Contrary to other research [24], this study found no correlation between watching TV for more than 3 hours per day and having a high BMI. Unlike some studies where BMI was notably linked to increased hours of TV viewing per day, this inconsistency might be attributed to the cultural norm in our society, where the practice of eating while watching TV is less prevalent.
Sleep duration, which regulates body weight and metabolism through the modulation of pivotal hormones such as leptin [25] emerges as a noteworthy factor. However, it could also potentially be a secondary consequence of being overweight or obese [26]. In contrast, factors such as the consumption of “junk” food [26] did not yield significant results in our study.

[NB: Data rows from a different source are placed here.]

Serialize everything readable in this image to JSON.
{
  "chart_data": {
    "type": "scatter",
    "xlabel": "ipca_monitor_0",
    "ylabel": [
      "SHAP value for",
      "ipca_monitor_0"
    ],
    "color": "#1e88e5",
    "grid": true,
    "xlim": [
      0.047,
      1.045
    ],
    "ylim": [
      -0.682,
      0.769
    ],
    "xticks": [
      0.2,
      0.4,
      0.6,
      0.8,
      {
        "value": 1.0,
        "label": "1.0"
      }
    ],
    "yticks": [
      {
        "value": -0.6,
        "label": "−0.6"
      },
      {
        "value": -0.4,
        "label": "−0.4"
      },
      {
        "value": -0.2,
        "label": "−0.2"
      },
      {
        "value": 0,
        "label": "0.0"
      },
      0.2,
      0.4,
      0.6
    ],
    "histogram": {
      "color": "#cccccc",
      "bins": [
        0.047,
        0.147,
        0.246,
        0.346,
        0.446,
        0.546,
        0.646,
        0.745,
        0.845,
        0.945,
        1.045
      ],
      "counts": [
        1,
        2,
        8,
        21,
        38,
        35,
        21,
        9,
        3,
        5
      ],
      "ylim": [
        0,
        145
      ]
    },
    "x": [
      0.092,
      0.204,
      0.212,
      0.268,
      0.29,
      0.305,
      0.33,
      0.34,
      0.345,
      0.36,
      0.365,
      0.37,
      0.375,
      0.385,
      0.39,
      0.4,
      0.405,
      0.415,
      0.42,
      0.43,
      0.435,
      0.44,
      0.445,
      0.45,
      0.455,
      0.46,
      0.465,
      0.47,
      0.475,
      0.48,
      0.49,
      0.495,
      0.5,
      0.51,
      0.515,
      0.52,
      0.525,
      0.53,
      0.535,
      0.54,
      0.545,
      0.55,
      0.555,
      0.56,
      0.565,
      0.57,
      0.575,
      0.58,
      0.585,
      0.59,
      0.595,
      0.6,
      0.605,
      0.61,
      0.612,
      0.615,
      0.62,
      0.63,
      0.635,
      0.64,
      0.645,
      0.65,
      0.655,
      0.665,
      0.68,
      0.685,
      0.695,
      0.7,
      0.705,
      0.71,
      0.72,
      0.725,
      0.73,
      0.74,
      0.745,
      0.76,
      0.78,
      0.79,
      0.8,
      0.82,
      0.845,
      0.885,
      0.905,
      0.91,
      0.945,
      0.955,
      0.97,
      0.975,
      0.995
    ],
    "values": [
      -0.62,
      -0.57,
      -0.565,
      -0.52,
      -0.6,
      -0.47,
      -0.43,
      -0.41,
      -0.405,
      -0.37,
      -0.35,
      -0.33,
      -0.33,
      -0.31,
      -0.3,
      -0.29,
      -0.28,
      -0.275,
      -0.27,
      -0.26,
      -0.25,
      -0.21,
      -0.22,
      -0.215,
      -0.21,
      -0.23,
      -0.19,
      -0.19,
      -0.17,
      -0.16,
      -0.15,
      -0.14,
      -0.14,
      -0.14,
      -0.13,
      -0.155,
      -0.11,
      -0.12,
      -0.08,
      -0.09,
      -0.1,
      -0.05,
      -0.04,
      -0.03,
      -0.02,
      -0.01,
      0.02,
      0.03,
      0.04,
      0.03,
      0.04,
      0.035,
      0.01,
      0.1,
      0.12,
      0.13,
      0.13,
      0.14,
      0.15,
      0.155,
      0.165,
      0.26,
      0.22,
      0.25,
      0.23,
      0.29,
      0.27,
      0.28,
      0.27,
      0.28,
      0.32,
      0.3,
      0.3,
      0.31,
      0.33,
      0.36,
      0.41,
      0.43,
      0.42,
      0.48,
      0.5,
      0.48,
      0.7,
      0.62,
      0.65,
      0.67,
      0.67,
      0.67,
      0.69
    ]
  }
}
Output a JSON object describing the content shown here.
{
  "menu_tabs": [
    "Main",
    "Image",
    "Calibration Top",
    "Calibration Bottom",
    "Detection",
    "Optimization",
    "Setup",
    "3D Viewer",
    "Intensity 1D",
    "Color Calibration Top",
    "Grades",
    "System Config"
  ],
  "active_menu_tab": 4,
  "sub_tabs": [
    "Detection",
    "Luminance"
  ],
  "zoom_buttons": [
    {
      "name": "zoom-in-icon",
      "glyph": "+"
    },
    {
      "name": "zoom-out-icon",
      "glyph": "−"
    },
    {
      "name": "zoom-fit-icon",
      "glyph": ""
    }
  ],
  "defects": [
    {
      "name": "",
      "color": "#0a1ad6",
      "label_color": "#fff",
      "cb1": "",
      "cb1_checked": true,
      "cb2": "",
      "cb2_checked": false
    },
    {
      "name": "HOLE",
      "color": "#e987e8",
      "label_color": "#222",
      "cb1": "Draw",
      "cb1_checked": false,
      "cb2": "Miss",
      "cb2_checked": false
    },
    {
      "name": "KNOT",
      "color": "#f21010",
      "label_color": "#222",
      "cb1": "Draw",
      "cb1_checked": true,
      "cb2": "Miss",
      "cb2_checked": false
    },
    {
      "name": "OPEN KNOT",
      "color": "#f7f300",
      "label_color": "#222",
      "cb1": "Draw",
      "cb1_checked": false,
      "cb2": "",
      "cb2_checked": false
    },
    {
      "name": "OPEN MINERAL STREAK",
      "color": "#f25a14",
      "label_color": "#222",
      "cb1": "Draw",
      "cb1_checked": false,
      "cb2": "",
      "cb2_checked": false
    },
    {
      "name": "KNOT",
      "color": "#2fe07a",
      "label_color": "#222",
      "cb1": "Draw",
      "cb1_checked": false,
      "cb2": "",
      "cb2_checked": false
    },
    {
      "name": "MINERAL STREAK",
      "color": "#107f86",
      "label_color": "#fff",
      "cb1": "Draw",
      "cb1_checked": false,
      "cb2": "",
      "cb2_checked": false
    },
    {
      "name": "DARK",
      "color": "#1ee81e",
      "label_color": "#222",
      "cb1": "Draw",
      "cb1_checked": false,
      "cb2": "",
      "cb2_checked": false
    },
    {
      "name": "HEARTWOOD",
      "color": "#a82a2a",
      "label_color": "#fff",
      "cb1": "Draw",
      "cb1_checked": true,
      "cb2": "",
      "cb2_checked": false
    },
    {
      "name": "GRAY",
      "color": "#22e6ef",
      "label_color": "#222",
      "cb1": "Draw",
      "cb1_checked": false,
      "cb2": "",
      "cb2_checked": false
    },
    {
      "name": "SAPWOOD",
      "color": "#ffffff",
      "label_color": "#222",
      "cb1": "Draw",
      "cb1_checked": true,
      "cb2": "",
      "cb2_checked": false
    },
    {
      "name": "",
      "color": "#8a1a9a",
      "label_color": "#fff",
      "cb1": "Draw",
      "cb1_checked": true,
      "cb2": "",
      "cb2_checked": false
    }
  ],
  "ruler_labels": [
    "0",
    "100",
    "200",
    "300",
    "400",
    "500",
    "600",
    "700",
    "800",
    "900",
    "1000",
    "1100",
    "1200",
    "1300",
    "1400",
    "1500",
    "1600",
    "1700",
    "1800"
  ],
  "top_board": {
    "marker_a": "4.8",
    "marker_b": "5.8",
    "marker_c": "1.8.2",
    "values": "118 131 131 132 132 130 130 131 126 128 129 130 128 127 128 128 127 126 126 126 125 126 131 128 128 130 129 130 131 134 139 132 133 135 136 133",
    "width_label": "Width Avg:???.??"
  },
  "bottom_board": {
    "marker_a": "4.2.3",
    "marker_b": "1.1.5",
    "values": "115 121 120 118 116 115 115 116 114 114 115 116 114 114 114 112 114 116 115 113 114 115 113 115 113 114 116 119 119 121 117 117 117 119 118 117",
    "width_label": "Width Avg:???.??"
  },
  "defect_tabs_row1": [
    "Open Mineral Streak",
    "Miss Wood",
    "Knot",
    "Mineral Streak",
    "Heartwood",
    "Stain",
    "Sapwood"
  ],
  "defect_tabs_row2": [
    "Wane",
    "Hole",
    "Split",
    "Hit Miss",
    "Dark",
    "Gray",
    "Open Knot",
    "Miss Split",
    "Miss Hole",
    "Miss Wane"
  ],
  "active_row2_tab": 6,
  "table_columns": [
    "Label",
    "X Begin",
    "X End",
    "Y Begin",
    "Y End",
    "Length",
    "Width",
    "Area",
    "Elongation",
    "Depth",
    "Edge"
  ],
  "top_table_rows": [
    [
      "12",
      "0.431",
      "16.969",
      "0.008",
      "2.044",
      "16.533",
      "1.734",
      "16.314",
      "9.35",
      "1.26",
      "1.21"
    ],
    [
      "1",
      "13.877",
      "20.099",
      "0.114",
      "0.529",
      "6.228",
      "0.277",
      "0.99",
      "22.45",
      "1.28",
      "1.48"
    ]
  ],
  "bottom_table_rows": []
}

The association between obesity and being overweight and the fathers’ occupation and education level was not statistically significant in our study. Although the study showed that children primarily consumed meals at home, they still encountered the availability of harmful items like chips, sugary beverages, and sweets at school. The behavior of consuming junk food and sweet beverages is common in other regions as well [27]. This situation poses a hazard to children’s growth and well-being, contributing to both the risk of obesity and noncommunicable diseases (NCDs) due to the inadequate expenditure of energy that children consume [28]. The excess energy is subsequently stored as body fat, leading to an elevation in body weight and placing a child at risk of developing obesity, cardiovascular ailments, and diabetes [29].
Recommendations
The outcomes of the current study call for the necessity to establish a strategic approach for preventing and addressing this growing endemic. Contemporary dietary behaviors significantly contribute to the emergence of childhood obesity, necessitating careful observation and control. We propose the implementation of platforms aimed at educating adolescents about the significance of balanced nutrition, along with increasing awareness about the risks associated with excessive weight gain. Such measures are pivotal in the prevention of nutrition-related ailments. Furthermore, it is advisable to incorporate courses in the high school curriculum in Duhok that promote the adoption of healthy eating habits and regular engagement in sports and physical activities. Moreover, the introduction of supplementary educational initiatives to address matters linked to being overweight and to obesity is crucial for nurturing a generation characterized by both physical health and mental well-being.
Strengths and limitations
The strong points of this study are including a sufficient sample size of school children through a random sampling technique. However the study was not exempt from limitations. The variables included in the study were self-reported data, introducing the potential for both over- and under-reporting. In addition, we may have not included all the related factors to being overweight and obesity, such as social and psychological factors. We used the BMI as an indicator of obesity. BMI is not as accurate an index as waist-hip ratio and skin-fold thickness, which directly measure fat mass. It’s important to emphasize the need for further research to explore other relevant factors that were not covered in the current study.
Conclusions
To summarize, the study revealed a notable prevalence of being overweight and of obesity among adolescents residing in Duhok City. The escalation in obesity rates is likely attributed to swift urbanization, the shift from traditional to Western lifestyles, and the adoption of unhealthy dietary patterns. The study identified that being the female gender and having a father who is classified as overweight or obese were associated factors to obesity and being overweight.